Despite differences in monitors, patient population, and definitions of hypoglycemia, we noticed a uniformity across studies in the frequency of Rhyper (3-4 events per 14 days) and in the ratio of Rhyper to all hypoglycemic events (24%-40%). 3 We have not been able to find previously reported frequencies of Rhypo.

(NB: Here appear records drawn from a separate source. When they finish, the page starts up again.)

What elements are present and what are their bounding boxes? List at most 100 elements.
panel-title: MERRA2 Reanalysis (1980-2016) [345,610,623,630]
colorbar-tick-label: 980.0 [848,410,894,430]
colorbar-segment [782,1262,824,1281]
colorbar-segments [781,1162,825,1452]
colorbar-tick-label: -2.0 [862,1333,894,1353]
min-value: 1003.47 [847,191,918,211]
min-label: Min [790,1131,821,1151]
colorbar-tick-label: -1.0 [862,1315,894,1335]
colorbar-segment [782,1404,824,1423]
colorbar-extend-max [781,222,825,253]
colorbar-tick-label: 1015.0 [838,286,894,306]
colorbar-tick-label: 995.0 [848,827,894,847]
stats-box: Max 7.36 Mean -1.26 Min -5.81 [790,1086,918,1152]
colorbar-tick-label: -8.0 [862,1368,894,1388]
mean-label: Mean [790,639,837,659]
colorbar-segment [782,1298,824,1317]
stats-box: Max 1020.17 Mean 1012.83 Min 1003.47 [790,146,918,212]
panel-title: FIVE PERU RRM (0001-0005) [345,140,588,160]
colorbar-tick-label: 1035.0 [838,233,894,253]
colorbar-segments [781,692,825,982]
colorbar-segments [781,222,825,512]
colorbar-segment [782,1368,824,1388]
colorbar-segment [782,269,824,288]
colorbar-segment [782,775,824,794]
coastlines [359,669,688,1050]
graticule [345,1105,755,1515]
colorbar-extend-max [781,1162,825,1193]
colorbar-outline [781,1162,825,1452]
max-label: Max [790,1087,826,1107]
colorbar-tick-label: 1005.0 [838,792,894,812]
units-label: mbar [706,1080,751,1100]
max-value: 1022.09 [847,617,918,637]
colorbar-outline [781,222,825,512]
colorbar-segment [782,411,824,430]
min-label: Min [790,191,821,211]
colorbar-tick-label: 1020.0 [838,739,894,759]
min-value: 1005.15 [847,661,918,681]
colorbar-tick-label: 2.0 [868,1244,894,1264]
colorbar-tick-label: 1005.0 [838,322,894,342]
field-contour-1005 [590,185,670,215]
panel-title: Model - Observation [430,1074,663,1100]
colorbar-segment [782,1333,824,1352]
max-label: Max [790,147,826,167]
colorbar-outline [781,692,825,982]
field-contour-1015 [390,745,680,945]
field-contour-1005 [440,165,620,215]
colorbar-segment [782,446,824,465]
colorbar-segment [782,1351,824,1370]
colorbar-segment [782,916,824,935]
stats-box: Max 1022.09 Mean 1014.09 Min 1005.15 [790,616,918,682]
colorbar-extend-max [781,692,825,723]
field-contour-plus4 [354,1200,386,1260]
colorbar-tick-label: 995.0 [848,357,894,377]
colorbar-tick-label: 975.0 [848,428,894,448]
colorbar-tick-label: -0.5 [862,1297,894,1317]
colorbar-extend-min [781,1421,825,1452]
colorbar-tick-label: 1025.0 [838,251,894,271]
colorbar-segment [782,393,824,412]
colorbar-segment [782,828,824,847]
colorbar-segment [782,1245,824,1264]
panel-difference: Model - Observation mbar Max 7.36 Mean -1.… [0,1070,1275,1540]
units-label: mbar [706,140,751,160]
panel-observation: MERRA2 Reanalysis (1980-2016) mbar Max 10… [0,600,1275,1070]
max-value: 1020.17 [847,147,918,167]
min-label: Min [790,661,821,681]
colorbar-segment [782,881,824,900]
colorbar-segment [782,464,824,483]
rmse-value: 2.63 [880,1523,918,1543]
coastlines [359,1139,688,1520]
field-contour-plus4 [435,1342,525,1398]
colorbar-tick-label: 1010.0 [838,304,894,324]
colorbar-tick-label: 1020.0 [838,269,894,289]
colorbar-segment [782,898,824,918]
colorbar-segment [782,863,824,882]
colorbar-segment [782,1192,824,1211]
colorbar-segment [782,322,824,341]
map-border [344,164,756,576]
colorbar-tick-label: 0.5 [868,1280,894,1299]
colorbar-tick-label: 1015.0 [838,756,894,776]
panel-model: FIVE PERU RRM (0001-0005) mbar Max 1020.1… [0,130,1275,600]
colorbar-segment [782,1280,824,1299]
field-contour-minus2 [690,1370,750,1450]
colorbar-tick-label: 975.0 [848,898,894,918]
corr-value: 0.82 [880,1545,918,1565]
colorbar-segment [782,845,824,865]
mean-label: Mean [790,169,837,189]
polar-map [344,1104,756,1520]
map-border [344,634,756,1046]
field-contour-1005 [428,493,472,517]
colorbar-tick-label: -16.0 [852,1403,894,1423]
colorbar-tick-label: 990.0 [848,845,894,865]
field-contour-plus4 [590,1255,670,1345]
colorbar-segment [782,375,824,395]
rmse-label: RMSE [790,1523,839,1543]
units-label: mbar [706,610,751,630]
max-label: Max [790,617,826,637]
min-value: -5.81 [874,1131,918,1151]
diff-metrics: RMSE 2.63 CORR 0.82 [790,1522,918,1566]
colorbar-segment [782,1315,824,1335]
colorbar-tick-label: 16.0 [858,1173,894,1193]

It is important to realize that the Freestyle Libre monitor version used in the present study had no any low or high glucose alarm. Furthermore, the majority of the patients were treated with MDI and a minority with CSII, which did not have low glucose suspend or automated insulin delivery. Our results, therefore, cannot be generalized to a population using CGM with alarms or to patients using insulin pumps with a closed loop system. The frequency of Rhyper was reduced moderately, by 7%, when patients changed from a system with no such alarm to an rtCGM system with predictive low glucose alarm. 3
The strength of this study is the large number of hypoglycemic (≈11 000), Rhyper (≈3600) and Rhypo (≈3200) events available for analysis. Furthermore, we were able to combine glucose data in a “real-world” setting with other clinical data, and the active CGM time was high.
Conclusions
Rhypo and Rhyper are present in approximately one third of all hypoglycemia cases and a strong correlation exists between these phenomena. This may indicate an individual behavioral attitude of rapid correction of glucose excursions; an attitude that may be modified in dialogue with the healthcare provider. The presentation of the frequency of Rhypo and Rhyper in the AGP report may facilitate the interpretation of glucose data from CGM.
Footnotes
Acknowledgements
The authors express their gratitude to statistician Aparna Udupi, Biostatistical Advisory Service, Faculty of Health, Aarhus University, Denmark, for data management and to MD Esben Grove Laugesen, Diagnostic Center Silkeborg Regional Hospital and Steno Diabetes Center Aarhus, Denmark, for comments on the manuscript.
Abbreviations
CSII, continuous subcutaneous insulin infusion; isCGM, intermittently scanned continuous glucose monitoring; MDI, multiple daily injections; Rhyper, rebound hyperglycemia; Rhypo, rebound hypoglycemia; rtCGM, real-time continuous glucose monitoring; TAR, time above range; TBR, time below range; TIR, time in range.
Declaration of Conflicting Interests
The author(s) declared the following potential conflicts of interest with respect to the research, authorship, and/or publication of this article: KWH has received honorarium as an advisory board member for Abbott Laboratories A/S, Denmark. BMB has no conflicts of interest.
Funding
The author(s) disclosed receipt of the following financial support for the research, authorship, and/or publication of this article: The study was supported financially by the Rosa and Asta Jensen Foundation.